アイファイジャパンは、5月12日、無線LAN機能を備えたSDカード「Eye-Fiカード」の新製品として、デジタルカメラで撮影した写真の位置情報がわかるモデルなど、SDHCカード「Eye-Fi X2シリーズ」を5月20日に発売すると発表した。価格はオープン。ラインアップと実勢価格は、容量4GBのエントリーモデル「Eye-Fi Connect X2」が6980円前後、8GBのミドルモデル「Eye-Fi Explore X2」が9980円前後、8GBのハイエンドモデル「Eye-Fi Pro X2」が1万5800円前後の見込み。

 「Eye-Fiカード」は、デジタルカメラで撮影した写真や動画をワイヤレスでPCに転送できる無線LAN内蔵SDカード。写真・動画共有サイトやSNS、ブログに、手軽にファイルをアップロードできる。 

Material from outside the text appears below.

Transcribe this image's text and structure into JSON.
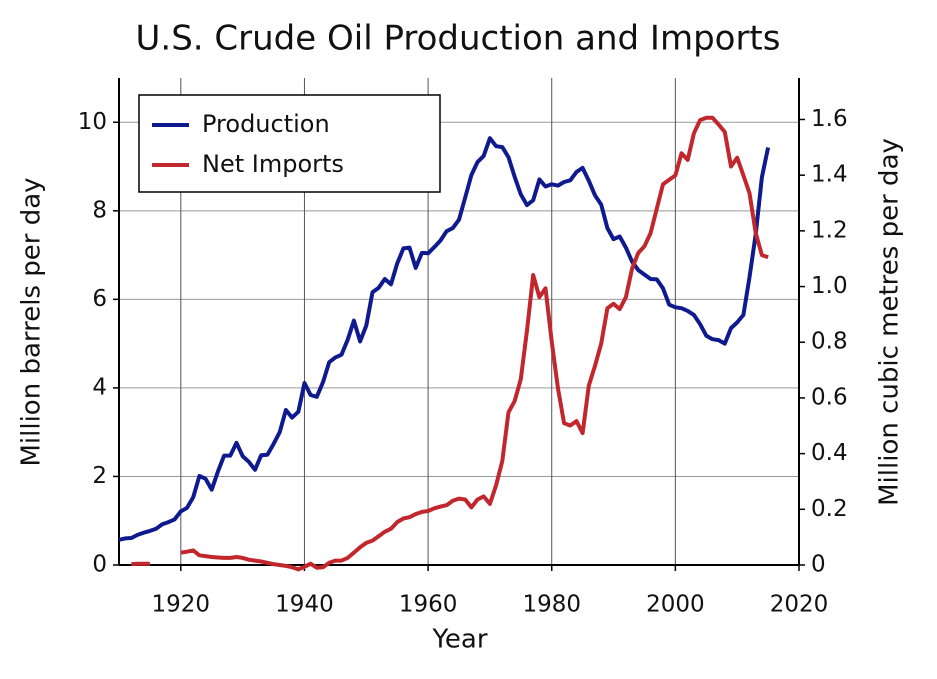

(左から)Eye-Fi Inc.のJef Holove President and CEO、アイファイジャパンの田中大祐代表取締役

 「Eye-Fi X2シリーズ」は、従来モデル「X1シリーズ」と比べてメモリ容量を増やしたほか、通信速度や無線の電波の到達距離を高めた。無線LANはIEEE802.11g/bに加えてIEEE802.11nに対応。SDスピードクラスはClass 4で、独自開発のチップ「X2 Engine」を内蔵したことで、パフォーマンスが向上した。 

Eye-Fi Connect X2

 新機能として、指定した容量を超えると、アップロードが完了した古いファイルを自動で削除して空きをつくる「エンドレスモード」を備えた。ネットワークにつながっていなくても機能する。メモリ容量の上限は、専用アプリケーション「Eye-Fi Center」で設定する。 

自社開発の「X2 Engine」で通信速度を向上

 「Eye-Fi Center」は、Webブラウザ上で動作する従来モデル向けの「Eye-Fi Manager」に代わる管理ソフト。本体から取り込んだ写真・動画はサムネイルで表示する。カレンダー機能を備え、写真や動画のファイルを探しやすい。なお、これまでのユーザーに対しては、無償でダウンロード提供する。 

Eye-Fi Explore X2

 ミドルモデル「Eye-Fi Explore X2」とハイエンドモデル「Eye-Fi Pro X2」には、写真に撮影場所を示す位置情報を付加できる「ジオタグ機能」を搭載。米SKYHOOK社のサービスを活用し、無線LANとGPSを組み合わせることで相互の弱みを補い、屋外・屋内いずれの場所でも正確な位置情報を提供する。機能は日本だけでなく、海外でも使用できる。 

写真・動画管理ソフト「Eye-Fi Center」

 「Eye-Fi Pro X2」のみ、無線LANルータを介さなくても、Eye-Fiカードを挿入したデジタルカメラから直接PCにデータを転送できる「アドホック機能」を備える。また、デジタル一眼レフカメラが採用するファイル形式、RAWデータの転送ができるほか、富士フイルム「FINEPIX REAL3D W1」など、3Dデジタルカメラが採用する最新フォーマット「MPO」の転送にも対応する。

 データ転送に対応するファイル形式は、3製品共通で、写真がJPEG。動画は、MPEG、MOV、FLV、WMV、AVI、MPEG-4 AVC/H.264(AVCHD規格)。「Eye-Fi Explore X2」には、1年間の公衆無線LANの接続機能が付属する。 

Eye-Fi Pro X2

 発表会では、新製品のほか、Eye-Fi製品の販売戦略を明らかにした。現在、動作確認済みの製品を提供しているパートナー企業として、ニコン、カシオ計算機、三洋電機、キヤノン、ペンタックス(HOYA)などの主要なカメラメーカーがあるが、今回、新たな提携先として、イーモバイルとバッファローの2社と提携することを発表した。イーモバイルは、モバイル無線LANルータ「Pocket WiFi」、バッファローはネットワーク対応外付けHDD「LinkStation」が近く対応製品になる予定。このほか、提携先のカメラメーカーを順次増やしていく方針だ。 

今後はデジタルカメラのEye-Fi対応製品も広げる方針(手にしているのはキヤノンのIXY 30S)

 Eye-Fi Inc.のジェフ・ホロブ社長兼CEOは「Eye-Fiカードなら、位置情報の添付など、デジタルカメラで撮影した写真を価値あるものにできる」とアピールした。